Confartigianato Potenza lancia l’allarme crisi edilizia nel Potentino

EdiliziaPOTENZA – La Basilicata, subito dopo la Calabria, è la regione italiana dove meno si utilizza il bonus fiscale sulle ristrutturazioni edilizie. Lo fa sapere la Confartigianato di Potenza, che in un rapporto sulle costruzioni relativo al secondo trimestre del 2014 riassume la situazione del settore nella provincia: le ditte artigiane in attività sono 2554, 22 hanno chiuso i battenti e, delle prime, 1812 si occupano di lavori di costruzione specializzati. L’occupazione, nell’ultimo anno, ha subito una contrazione del 4,8%. Dall’associazione di categoria spiegano che “la situazione del settore rimane molto pesante perché la crisi tiene bloccato il mercato immobiliare e gli imprenditori stretti in una morsa di scarso credito bancario, con tassi in aumento e tempi di pagamento sempre più lunghi”. Insomma le imprese si preparano ad affrontare un autunno addirittura peggiore rispetto a quello dello scorso anno anche se, nel terzo trimestre del 2014, stando alle previsioni, le cose dovrebbero andar meglio, visto che oltre 450 mila proprietari di immobili intendono effettuare lavori di manutenzione nelle proprie abitazioni.

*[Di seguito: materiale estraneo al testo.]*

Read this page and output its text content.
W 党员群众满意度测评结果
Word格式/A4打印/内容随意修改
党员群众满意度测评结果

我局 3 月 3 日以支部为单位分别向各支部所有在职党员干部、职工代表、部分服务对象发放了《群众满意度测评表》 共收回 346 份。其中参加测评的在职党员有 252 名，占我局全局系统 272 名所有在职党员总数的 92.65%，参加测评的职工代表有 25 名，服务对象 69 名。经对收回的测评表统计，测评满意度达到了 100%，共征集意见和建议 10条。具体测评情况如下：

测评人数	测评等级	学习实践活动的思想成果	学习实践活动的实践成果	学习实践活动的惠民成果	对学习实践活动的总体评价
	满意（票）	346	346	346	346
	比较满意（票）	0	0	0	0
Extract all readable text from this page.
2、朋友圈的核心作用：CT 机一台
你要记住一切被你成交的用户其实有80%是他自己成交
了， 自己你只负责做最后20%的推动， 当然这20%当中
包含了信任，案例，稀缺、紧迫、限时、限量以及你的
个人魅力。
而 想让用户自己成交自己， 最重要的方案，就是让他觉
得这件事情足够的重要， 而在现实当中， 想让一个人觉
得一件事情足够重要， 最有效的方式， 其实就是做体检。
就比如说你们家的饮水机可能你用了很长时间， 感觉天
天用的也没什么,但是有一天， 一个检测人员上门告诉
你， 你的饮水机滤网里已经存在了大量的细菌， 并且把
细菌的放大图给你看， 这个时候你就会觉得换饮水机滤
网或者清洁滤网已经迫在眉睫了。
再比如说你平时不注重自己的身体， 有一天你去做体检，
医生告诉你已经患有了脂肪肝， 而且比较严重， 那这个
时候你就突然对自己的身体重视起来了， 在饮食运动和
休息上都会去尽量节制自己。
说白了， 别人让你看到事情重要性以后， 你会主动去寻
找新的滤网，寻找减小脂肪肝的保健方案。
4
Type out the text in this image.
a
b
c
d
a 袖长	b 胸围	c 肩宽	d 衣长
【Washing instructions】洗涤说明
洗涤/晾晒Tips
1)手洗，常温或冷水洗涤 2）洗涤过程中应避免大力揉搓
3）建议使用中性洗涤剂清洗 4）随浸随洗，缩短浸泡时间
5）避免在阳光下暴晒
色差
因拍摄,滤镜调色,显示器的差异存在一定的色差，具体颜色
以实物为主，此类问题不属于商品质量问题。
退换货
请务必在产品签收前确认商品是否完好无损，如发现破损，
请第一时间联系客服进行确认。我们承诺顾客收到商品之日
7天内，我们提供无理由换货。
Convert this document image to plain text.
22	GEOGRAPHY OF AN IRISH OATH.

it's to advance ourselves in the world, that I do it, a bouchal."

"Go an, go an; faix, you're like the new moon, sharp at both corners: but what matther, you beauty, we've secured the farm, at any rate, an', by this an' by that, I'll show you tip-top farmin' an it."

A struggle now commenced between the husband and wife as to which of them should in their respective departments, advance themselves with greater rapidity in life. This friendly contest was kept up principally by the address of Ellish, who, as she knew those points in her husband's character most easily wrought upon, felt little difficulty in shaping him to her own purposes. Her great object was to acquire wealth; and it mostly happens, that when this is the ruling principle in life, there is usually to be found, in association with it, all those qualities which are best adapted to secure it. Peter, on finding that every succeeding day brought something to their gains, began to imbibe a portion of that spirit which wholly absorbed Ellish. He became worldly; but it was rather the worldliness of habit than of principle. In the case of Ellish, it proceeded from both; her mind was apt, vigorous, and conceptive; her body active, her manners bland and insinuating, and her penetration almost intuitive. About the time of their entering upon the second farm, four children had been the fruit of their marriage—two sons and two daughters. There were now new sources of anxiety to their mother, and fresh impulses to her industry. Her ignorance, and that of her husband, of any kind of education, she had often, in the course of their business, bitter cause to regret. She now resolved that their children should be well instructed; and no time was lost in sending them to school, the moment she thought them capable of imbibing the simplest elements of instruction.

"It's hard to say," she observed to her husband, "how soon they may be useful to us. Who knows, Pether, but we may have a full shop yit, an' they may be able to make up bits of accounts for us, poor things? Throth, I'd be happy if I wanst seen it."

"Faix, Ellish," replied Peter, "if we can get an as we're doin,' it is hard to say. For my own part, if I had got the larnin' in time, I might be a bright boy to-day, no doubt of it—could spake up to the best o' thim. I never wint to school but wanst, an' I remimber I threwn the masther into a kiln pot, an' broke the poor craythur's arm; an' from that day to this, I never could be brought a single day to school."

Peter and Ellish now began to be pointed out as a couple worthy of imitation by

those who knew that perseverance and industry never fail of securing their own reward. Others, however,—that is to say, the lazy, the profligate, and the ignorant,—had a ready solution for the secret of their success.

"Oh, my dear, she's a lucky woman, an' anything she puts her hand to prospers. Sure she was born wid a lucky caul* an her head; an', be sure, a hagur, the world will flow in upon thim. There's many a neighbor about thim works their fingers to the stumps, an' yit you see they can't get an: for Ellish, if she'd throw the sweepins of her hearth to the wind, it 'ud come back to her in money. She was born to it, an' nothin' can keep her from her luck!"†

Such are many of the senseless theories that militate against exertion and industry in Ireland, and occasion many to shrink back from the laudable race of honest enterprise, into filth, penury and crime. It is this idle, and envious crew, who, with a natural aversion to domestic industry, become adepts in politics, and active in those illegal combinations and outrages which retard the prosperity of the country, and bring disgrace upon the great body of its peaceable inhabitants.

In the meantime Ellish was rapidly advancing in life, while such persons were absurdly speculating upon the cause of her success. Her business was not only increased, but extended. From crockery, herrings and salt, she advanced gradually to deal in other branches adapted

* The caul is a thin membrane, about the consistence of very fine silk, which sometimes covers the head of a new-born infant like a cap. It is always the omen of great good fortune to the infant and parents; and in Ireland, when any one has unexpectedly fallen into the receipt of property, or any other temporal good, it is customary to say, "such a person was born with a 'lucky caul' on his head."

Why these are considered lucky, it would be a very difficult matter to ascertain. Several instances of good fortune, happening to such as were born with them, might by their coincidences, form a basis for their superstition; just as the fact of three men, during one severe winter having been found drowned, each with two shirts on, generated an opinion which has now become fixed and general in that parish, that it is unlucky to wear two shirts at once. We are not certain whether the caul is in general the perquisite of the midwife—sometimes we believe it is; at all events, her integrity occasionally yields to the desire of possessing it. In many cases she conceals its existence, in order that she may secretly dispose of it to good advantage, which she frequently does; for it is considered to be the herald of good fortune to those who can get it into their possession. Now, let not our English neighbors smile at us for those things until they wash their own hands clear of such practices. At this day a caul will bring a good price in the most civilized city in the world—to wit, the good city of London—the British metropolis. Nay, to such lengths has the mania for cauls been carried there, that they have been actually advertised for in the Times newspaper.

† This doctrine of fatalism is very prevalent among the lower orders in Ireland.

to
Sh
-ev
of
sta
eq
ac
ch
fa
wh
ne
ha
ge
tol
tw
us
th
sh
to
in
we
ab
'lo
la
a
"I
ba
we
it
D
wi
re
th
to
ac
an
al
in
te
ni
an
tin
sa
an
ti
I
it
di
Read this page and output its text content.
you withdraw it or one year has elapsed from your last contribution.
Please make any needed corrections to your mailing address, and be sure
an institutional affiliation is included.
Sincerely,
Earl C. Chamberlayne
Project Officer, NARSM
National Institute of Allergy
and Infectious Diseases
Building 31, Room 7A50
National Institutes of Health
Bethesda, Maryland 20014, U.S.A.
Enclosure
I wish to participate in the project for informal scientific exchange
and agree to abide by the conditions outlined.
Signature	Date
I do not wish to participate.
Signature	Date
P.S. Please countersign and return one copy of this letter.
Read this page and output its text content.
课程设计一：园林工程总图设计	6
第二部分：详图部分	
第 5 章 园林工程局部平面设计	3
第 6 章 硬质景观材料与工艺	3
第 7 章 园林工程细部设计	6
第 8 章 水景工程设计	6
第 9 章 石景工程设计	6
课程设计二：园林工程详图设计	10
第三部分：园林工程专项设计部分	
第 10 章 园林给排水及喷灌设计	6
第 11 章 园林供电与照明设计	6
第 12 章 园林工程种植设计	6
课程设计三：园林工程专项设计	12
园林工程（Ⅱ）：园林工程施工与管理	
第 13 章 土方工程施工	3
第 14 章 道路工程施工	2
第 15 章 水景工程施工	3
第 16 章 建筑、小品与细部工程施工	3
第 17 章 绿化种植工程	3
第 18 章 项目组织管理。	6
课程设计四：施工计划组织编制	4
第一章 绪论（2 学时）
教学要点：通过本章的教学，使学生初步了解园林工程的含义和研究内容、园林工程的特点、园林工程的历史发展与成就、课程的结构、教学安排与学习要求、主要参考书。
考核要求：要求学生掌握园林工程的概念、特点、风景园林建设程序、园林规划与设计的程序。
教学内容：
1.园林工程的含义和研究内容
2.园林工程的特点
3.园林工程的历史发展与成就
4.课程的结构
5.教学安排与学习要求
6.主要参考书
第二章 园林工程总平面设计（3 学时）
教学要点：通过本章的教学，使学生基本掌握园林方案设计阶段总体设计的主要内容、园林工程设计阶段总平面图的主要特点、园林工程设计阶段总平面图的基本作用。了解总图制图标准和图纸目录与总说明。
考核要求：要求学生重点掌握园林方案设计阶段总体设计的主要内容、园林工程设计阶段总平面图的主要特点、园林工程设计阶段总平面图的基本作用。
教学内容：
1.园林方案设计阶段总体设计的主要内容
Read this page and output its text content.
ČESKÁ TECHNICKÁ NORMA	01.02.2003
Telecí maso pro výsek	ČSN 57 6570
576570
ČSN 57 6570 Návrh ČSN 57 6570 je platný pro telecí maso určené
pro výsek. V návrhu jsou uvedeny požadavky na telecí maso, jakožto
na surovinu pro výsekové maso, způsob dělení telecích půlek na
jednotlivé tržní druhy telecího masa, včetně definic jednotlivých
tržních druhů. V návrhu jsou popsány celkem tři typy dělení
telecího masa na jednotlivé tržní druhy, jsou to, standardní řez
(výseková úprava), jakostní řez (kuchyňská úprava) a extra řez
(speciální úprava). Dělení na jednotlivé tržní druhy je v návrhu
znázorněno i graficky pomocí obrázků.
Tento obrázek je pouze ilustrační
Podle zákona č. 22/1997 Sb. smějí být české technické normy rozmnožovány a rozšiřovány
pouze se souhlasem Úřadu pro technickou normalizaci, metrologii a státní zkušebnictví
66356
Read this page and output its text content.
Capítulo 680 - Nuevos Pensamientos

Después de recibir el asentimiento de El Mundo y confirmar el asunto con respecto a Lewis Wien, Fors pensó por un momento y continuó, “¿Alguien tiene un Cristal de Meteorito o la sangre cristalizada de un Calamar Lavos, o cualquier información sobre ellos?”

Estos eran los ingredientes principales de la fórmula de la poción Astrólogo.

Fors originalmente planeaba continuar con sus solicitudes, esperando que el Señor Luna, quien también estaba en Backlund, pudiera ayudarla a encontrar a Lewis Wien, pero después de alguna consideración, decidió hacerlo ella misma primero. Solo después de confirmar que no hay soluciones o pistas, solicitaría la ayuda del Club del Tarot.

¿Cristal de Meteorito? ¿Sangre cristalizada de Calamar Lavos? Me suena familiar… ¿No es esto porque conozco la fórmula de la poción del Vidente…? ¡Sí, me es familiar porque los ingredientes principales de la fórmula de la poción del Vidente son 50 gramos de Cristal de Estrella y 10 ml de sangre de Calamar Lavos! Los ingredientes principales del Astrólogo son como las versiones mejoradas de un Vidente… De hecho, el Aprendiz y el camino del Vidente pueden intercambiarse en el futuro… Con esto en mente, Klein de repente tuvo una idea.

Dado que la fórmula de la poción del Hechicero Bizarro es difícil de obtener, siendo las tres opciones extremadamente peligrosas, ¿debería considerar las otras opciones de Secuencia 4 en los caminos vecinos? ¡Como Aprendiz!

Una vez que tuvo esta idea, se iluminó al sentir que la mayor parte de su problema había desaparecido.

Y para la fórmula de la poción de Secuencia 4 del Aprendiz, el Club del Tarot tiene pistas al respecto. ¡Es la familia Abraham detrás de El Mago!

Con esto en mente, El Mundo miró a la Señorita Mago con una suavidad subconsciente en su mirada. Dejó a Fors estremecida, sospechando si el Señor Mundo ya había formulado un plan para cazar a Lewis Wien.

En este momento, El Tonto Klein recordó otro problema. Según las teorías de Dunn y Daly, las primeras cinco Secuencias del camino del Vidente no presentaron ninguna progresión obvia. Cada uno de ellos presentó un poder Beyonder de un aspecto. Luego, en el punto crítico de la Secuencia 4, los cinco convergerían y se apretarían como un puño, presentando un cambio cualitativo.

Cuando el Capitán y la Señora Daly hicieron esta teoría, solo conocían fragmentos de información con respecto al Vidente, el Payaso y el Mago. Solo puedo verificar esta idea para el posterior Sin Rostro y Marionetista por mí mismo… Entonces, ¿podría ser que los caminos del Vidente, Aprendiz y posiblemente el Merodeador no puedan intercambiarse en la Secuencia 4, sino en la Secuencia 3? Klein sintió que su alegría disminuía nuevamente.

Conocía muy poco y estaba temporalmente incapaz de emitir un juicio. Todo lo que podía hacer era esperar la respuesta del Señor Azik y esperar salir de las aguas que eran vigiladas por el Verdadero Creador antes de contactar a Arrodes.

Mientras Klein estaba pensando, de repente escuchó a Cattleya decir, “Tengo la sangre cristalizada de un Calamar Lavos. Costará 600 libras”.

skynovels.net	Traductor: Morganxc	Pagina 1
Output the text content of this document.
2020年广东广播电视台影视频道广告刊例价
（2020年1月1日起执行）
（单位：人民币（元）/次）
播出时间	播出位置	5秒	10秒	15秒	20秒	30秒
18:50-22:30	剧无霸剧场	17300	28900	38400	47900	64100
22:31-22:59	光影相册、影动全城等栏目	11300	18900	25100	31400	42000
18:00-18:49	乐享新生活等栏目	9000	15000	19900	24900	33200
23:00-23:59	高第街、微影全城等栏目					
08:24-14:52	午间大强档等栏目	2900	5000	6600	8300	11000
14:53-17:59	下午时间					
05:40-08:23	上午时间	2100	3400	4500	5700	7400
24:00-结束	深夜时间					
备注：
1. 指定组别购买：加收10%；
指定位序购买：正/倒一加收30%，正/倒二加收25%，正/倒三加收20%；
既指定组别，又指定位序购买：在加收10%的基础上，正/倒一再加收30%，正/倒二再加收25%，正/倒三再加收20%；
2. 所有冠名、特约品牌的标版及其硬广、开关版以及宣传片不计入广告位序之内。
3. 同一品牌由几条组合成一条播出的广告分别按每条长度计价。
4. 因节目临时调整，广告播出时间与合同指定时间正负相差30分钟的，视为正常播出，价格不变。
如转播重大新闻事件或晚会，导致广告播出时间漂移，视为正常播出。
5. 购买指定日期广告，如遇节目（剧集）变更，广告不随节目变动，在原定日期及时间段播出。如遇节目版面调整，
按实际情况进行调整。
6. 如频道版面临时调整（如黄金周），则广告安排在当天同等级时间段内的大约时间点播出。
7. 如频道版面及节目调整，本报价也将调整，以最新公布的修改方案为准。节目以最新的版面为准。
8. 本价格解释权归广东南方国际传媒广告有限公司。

Sono ben il 22% in più circa rispetto allo scorso anno e costituiscono una notevole boccata d’ossigeno per il comparto edile che, al momento, può arrivare solo dagli incentivi per le ristrutturazioni edili e il risparmio energetico”. Gli ecobonus, inoltre, ci tengono a specificare da Confartigianato, ”hanno prodotto anche un positivo impatto sull’ambiente: dal 2007 al 2012 hanno permesso un risparmio di energia pari a 8.899 gigawattora all’anno”. Ad alimentare ulteriori prospettive è il “programma di investimenti per l’edilizia scolastica indicato dal governo nel Def 2015, che prevede interventi per quasi un 1 miliardo e 100 milioni nel biennio 2014-2015 e coinvolge quasi 21 mila plessi scolastici nei tre progetti: ‘scuolenuove’, ‘scuolesicure’, ‘scuolebelle’. E’ soprattutto su questi – conclude la nota di Confartigianato – che gli imprenditori ripongono le aspettative di ripresa autunnale”.